5.4 Locations in Different Data Frames
In the code above, the sulfate concentration that we wished to predict was at a spatial location in the sulfate_na data frame. But, sometimes the spatial location (or spatial locations) that we want to predict at are in a different data frame. For example, suppose that the first seven rows in the sulfate data frame have missing sulfate values and are stored in their own data frame:
sulfate_all_na <- sulfate |> slice(1:7) |> select(-sulfate)A data frame for the other 190 locations can be made with:
sulfate_complete <- sulfate |> slice(-(1:7))If we want to predict the sulfate concentration at the locations in sulfate_all_na, we can use the newdata argument to augment(), assuming that newdata has the same structure as the data used to fit the model.
mod_sulf_more_na <- splm(sulfate ~ 1, data = sulfate_complete,
spcov_type = "gaussian")
augment(mod_sulf_more_na, newdata = sulfate_all_na)
## Simple feature collection with 7 features and 1 field
## Geometry type: POINT
## Dimension: XY
## Bounding box: xmin: -1437776 ymin: 1080571 xmax: 914593.6 ymax: 1568022
## Projected CRS: NAD83 / Conus Albers
## # A tibble: 7 × 2
## .fitted geometry
## * <dbl> <POINT [m]>
## 1 15.7 (817738.8 1080571)
## 2 16.8 (914593.6 1295545)
## 3 16.7 (359574.1 1178228)
## 4 16.3 (265331.9 1239089)
## 5 17.9 (304528.8 1453636)
## 6 16.0 (162932.8 1451625)
## # ℹ 1 more rowWe obtain predictions for sulfate concentration at these 7 locations based on the model fit with the sulfate_complete data in the .fitted column of the output.
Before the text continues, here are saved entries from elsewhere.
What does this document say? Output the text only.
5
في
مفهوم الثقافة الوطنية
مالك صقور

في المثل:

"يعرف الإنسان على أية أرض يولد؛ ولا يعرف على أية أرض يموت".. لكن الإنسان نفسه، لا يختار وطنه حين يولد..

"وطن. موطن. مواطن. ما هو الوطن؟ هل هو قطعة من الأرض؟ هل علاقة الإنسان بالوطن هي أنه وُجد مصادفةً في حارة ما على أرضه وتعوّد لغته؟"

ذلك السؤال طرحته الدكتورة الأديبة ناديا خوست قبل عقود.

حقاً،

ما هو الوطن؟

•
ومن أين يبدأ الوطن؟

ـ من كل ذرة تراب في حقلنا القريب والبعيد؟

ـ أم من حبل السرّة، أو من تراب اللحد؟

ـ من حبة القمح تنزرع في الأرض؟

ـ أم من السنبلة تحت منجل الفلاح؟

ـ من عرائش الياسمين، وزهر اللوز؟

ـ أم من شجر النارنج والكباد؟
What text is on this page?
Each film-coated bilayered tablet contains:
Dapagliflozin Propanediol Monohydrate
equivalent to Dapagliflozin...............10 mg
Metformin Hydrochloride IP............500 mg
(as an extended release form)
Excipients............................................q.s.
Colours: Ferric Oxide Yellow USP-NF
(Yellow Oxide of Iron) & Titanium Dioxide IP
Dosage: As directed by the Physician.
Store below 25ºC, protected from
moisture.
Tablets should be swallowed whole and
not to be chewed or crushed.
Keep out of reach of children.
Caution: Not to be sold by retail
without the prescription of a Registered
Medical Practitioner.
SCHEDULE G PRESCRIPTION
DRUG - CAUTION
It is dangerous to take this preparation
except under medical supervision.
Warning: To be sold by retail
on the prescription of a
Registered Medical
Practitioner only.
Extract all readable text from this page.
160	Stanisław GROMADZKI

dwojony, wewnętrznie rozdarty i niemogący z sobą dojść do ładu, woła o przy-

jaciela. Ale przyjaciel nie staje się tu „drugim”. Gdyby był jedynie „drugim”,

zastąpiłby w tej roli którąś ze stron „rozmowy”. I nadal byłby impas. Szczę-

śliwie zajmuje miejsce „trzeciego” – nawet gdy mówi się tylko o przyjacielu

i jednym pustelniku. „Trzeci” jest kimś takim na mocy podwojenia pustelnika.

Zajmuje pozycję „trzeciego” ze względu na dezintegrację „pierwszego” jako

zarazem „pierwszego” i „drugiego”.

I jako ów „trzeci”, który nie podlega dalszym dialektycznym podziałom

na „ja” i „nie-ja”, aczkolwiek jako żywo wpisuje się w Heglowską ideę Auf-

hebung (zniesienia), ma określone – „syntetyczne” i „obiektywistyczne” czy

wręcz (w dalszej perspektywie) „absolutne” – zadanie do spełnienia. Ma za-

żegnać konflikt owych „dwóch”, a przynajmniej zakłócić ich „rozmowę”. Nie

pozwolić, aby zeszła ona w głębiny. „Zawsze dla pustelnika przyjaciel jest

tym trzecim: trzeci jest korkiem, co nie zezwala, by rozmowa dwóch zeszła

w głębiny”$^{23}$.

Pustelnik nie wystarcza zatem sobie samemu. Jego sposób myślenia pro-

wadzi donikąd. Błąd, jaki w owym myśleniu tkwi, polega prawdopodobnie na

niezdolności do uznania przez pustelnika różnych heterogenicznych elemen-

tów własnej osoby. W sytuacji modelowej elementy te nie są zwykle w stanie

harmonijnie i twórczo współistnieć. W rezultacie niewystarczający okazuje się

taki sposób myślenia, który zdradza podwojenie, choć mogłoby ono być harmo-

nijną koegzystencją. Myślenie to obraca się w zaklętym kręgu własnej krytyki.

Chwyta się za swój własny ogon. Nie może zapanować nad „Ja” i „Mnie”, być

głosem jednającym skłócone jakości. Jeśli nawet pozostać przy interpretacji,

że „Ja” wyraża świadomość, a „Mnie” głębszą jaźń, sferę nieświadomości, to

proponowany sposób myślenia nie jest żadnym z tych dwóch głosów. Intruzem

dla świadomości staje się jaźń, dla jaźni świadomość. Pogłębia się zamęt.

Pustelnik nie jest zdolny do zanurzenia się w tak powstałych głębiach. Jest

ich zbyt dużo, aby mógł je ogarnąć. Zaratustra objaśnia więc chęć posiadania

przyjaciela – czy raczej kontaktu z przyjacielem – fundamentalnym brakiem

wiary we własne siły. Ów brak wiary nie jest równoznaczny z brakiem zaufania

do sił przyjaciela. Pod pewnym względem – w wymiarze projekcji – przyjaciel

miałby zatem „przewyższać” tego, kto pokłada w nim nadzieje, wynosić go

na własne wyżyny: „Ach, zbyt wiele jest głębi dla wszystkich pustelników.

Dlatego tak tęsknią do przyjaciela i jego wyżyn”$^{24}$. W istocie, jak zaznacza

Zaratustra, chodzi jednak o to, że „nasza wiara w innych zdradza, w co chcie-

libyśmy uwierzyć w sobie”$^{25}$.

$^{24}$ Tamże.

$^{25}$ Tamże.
We can also obtain prediction intervals with an additional interval argument:
augment(mod_sulf_more_na, newdata = sulfate_all_na, interval = "prediction",
level = 0.95)
## Simple feature collection with 7 features and 3 fields
## Geometry type: POINT
## Dimension: XY
## Bounding box: xmin: -1437776 ymin: 1080571 xmax: 914593.6 ymax: 1568022
## Projected CRS: NAD83 / Conus Albers
## # A tibble: 7 × 4
## .fitted .lower .upper geometry
## * <dbl> <dbl> <dbl> <POINT [m]>
## 1 15.7 8.04 23.4 (817738.8 1080571)
## 2 16.8 9.18 24.4 (914593.6 1295545)
## 3 16.7 9.07 24.4 (359574.1 1178228)
## 4 16.3 8.60 24.0 (265331.9 1239089)
## 5 17.9 10.2 25.5 (304528.8 1453636)
## 6 16.0 8.24 23.7 (162932.8 1451625)
## # ℹ 1 more rowUsing augment() instead of predict() is particularly useful if there are a lot of spatial locations that you would like to predict at and if you plan on constructing any plots of the predictions.